On enchaîne sur Naufragés. Ici, la voix semble légèrement plus en retrait et la mélodie plus enragée, rendant l’ambiance générale du morceau très pesante. Le sentiment de malaise s’accentue quand le chanteur troque son chant crié contre une voix claire, presque parlée. La structure est assez linéaire et répétitive, alimentant la sensation d’être prisonnier d’une spirale infernale dont il est difficile de s’extraire.

Bleeding vient nous sortir de là, à coup de « Wake up now ! ». Fini les ruminations, il faut que ça bouge ! Ce morceau bourré d’énergie, un peu plus léger, mais toujours aussi furieux nous fait sortir de notre torpeur, comme un coup de fouet qui nous rappelle à l’ordre. Belle manière de maintenir l’attention de l’auditeur !

Et puis, c’est tout naturellement que L’humanité succède à Bleeding. SAV semble être ici au sommet de son art, autant par la puissance des riffs que par la longueur des plages instrumentales très habilement agencées. A ce stade de l’EP, on commence à réaliser que l’ordonnancement des morceaux a été savamment pensé. Depuis le début, le groupe nous raconte une histoire, que chacun interprétera à sa guise.

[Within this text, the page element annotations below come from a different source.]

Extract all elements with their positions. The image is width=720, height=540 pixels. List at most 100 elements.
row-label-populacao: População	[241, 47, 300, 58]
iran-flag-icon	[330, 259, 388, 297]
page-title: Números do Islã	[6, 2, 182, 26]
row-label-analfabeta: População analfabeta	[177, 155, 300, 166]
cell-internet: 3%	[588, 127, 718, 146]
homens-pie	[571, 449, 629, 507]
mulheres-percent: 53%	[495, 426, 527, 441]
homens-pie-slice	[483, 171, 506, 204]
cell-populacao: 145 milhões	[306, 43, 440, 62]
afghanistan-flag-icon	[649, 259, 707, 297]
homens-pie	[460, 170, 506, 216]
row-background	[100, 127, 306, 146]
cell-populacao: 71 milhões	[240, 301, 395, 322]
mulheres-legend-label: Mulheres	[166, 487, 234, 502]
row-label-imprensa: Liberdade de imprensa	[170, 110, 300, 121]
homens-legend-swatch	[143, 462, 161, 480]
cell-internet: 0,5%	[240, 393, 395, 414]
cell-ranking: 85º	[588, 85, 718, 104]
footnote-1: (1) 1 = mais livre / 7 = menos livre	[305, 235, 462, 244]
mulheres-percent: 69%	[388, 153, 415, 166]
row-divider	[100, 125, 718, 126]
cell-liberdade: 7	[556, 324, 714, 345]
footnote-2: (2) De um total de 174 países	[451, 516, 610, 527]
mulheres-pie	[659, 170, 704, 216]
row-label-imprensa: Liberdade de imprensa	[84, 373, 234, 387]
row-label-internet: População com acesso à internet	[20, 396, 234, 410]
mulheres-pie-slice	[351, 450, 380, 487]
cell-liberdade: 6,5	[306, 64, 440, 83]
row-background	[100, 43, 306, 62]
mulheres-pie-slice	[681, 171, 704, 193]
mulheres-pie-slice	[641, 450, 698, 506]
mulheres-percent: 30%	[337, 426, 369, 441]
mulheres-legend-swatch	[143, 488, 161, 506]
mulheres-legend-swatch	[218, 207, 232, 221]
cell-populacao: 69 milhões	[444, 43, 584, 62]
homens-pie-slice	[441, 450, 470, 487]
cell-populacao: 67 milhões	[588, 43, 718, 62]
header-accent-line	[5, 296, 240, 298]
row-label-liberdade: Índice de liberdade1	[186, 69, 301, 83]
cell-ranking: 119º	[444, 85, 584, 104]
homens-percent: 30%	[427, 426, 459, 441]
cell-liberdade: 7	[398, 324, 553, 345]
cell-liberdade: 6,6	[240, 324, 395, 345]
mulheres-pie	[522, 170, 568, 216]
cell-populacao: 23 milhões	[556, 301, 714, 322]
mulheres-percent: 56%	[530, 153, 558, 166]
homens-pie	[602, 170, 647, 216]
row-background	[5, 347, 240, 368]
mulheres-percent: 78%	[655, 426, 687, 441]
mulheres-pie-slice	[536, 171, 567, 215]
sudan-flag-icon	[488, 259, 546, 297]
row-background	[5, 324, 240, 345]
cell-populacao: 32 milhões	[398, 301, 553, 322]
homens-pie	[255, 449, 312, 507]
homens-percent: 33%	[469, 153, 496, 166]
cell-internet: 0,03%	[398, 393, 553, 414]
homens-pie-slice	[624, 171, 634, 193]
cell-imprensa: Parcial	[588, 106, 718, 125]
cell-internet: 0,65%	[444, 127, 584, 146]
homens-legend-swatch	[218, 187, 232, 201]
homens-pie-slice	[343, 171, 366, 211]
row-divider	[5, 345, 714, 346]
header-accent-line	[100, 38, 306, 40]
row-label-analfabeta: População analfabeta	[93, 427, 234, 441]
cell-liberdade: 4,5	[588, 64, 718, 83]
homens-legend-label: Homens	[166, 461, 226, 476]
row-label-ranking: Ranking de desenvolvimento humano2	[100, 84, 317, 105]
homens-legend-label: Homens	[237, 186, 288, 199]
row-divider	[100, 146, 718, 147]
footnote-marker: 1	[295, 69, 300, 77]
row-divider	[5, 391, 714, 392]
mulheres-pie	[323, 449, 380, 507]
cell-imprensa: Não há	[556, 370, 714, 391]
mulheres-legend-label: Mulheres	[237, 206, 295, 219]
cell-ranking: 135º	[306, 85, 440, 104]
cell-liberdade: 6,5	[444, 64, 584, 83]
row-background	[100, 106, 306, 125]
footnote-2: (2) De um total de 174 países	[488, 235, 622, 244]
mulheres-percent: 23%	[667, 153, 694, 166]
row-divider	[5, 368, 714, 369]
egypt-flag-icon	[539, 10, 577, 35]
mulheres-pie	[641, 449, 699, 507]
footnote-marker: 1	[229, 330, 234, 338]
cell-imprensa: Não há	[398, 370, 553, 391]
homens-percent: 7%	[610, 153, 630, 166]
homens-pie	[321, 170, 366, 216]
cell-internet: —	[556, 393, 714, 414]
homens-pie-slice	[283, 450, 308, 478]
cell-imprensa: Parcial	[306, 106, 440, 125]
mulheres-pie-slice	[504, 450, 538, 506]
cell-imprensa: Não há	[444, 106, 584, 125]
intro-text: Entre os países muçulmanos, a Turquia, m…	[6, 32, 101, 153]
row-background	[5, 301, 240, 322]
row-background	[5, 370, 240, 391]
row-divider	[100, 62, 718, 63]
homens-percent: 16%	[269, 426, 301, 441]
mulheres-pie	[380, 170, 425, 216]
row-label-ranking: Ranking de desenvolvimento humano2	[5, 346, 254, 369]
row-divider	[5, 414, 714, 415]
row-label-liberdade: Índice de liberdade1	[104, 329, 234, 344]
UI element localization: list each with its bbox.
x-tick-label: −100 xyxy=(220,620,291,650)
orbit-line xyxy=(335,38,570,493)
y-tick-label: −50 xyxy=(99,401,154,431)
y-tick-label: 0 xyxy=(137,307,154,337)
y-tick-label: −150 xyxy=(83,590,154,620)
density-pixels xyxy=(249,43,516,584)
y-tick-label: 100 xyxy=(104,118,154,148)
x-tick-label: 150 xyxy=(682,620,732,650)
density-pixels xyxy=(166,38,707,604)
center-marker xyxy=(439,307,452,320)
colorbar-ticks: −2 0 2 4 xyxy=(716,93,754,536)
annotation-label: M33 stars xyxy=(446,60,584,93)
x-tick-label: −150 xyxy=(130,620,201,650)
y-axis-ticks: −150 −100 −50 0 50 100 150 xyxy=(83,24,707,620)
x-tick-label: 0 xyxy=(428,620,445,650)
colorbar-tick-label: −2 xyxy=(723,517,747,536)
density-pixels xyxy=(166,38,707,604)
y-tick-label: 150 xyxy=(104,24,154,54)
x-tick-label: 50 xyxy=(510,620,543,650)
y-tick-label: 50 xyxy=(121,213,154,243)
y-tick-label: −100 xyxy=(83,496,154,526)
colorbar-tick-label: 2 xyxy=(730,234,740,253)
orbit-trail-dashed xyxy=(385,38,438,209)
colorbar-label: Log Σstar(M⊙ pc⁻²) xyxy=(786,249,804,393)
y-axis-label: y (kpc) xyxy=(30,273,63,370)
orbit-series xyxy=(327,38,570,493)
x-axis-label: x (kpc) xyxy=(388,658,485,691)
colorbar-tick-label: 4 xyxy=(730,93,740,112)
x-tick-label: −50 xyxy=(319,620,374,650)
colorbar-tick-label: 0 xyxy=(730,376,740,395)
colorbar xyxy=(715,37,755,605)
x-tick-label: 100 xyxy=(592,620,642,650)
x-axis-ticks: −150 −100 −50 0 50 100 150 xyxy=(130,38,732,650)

Le temps passe vite quand on s’amuse. C’est déjà l’heure du majestueux Break, en guise de conclusion. La pression retombe un peu. Puis vient la montée en puissance. Ce morceau a tantôt une allures Prog, tantôt une allure Post-Rock. SAV met ici en avant sa capacité à bâtir quelque chose qui lui est propre en mélangeant des tonnes d’ingrédients qui n’ont pas grand chose à voir les uns avec les autres. Il faudra attendre la quatrième minute pour que le chanteur se manifeste, comme pour nous dire au revoir. Et le rideau tombe.

Cet EP est disponible à prix libre sur leur bandcamp, n’hésitez pas à le télécharger contre un petit quelque chose!